The complaint here simply does not plausibly plead an actionable false statement. Courts routinely find similar statements to be non-actionable puffery or aspirational (and hence immaterial). See, e.g., Retail Wholesale & Dep't Store Union Loc. 338 Ret. Fund v. Hewlett-Packard Co., 845 F.3d 1268, 1276 (9th Cir. 2017) (statements “to commit to certain ‘shared values . . . not capable of objective verification' ”); Lopez v.
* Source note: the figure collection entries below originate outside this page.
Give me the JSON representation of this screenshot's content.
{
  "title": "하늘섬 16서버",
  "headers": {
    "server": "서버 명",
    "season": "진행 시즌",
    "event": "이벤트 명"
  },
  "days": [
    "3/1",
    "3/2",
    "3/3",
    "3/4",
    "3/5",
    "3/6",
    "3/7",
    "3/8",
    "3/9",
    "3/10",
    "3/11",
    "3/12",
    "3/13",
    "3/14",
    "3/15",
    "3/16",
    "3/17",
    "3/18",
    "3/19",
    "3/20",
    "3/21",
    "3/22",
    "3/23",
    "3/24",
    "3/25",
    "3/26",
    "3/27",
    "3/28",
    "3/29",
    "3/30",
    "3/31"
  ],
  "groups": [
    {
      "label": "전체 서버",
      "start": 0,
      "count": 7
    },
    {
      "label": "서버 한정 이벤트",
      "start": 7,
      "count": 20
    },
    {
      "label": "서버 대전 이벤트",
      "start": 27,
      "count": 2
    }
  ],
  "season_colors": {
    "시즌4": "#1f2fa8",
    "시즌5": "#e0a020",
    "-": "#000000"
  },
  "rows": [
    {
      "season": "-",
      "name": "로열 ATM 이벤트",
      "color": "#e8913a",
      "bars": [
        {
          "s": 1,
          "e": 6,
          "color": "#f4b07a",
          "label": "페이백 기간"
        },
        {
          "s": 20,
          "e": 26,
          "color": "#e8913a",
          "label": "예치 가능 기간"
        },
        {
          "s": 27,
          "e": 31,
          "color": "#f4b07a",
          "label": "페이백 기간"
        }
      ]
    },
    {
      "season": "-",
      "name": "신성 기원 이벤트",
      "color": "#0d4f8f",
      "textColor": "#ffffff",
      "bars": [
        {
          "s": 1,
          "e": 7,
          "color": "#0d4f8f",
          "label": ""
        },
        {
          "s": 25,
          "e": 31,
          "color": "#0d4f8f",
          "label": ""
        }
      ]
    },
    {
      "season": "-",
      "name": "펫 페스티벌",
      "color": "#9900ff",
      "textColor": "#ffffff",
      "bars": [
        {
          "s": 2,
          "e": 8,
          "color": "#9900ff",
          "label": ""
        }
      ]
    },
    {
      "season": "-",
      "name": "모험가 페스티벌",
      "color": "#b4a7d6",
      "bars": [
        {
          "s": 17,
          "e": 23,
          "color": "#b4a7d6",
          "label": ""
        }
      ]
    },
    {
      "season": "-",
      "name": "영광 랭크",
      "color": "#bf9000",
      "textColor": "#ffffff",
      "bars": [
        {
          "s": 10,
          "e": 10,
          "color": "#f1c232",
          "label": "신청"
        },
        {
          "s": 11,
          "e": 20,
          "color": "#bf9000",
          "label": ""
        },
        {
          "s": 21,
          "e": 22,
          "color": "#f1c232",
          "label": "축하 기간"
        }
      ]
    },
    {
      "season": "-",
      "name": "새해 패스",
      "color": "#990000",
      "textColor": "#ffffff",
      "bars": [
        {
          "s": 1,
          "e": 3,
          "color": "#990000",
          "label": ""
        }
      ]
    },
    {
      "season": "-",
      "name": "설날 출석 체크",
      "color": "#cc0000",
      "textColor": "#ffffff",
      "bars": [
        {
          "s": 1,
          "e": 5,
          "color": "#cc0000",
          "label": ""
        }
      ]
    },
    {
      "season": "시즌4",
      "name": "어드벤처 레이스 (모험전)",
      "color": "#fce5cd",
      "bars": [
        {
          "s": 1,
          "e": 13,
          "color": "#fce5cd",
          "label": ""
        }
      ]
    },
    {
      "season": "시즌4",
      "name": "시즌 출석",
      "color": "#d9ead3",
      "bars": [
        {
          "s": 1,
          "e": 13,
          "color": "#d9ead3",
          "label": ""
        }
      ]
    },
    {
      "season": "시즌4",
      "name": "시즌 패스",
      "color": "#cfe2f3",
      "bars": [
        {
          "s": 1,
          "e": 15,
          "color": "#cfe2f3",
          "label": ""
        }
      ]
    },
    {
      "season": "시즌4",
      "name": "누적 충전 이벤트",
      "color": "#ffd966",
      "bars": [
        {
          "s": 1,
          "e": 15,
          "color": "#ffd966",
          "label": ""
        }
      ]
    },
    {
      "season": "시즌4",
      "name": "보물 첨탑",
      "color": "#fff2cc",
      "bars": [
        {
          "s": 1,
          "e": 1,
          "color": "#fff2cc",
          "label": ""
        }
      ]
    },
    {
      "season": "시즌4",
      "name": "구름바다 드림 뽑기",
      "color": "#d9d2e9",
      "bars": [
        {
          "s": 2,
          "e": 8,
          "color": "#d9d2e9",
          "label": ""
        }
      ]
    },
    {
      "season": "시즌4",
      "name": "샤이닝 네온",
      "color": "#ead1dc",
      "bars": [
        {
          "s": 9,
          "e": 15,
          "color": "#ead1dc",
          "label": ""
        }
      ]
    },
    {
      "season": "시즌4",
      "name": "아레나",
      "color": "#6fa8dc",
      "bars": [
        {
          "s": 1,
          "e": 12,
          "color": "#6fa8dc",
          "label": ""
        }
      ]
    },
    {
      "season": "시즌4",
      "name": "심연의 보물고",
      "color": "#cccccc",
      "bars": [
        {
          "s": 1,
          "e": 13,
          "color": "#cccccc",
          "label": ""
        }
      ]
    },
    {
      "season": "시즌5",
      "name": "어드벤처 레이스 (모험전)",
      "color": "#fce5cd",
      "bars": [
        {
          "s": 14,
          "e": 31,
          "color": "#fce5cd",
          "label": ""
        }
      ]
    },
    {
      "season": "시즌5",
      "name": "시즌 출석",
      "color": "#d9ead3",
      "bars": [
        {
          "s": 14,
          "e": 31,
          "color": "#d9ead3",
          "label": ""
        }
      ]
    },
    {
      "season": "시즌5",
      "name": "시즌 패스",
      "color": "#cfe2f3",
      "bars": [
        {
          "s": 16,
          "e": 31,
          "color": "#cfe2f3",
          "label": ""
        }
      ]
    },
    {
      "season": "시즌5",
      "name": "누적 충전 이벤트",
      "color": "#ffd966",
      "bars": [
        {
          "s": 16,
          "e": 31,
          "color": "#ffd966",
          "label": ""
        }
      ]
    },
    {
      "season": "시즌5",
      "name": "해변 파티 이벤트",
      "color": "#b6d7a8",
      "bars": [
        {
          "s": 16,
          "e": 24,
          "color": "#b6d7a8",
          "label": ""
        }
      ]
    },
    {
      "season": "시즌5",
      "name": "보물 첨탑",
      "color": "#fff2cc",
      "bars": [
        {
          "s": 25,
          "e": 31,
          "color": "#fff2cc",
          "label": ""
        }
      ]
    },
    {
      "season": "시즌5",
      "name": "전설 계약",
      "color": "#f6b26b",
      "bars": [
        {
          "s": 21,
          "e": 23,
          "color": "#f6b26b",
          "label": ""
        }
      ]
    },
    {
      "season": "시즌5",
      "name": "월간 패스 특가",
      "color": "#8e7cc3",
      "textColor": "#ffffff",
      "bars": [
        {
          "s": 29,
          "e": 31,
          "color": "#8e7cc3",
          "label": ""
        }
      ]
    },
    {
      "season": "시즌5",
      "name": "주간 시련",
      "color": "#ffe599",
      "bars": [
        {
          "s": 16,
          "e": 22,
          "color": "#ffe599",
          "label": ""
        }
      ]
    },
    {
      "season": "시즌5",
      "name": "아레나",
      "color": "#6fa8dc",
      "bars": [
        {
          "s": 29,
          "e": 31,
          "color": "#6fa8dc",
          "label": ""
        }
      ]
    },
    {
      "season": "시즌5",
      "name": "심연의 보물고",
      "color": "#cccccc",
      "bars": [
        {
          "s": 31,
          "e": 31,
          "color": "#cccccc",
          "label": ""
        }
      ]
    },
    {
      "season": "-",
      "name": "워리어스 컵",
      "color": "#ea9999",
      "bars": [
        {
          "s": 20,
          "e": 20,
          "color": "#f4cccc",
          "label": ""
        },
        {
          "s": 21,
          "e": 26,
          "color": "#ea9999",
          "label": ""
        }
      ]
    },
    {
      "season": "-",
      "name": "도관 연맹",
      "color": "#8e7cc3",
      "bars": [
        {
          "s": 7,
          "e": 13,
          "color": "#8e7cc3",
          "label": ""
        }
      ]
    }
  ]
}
Ctpartners Exec. Search, Inc., 173 F.Supp.3d 12, 19, 26-29 (S.D.N.Y. 2016) (company's statements about commitment to a “diverse workforce” and “an inclusive and positive working environment” were “immaterial puffery”); Nathanson v. Polycom, Inc., 87 F.Supp.3d 966, 976-77 (N.D. Cal. 2015) (commitment to ethical practices “‘inherently aspirational and hence immaterial' ”); Retail Wholesale & Dep't Store Union Loc. 338 Ret. Fund v. Hewlett-Packard Co., 52 F.Supp.3d 961, 965, 970 n.2 (N.D. Cal. 2014) (“commitment to highest standards of governance [is] quintessential, non-actionable puffery”), aff'd, 845 F.3d 1268 (9th Cir. 2017); Ocegueda, 2021 WL 1056611, at *9.
IV. CONCLUSION Plaintiff's claim under Section 14(a) is dismissed for failure to allege demand futility and/or for failure to state a claim. Any amended complaint shall be filed within 30 days of the date of this order. Plaintiff's common law claims are dismissed without prejudice to refiling in Delaware, pursuant to the forum selection clause.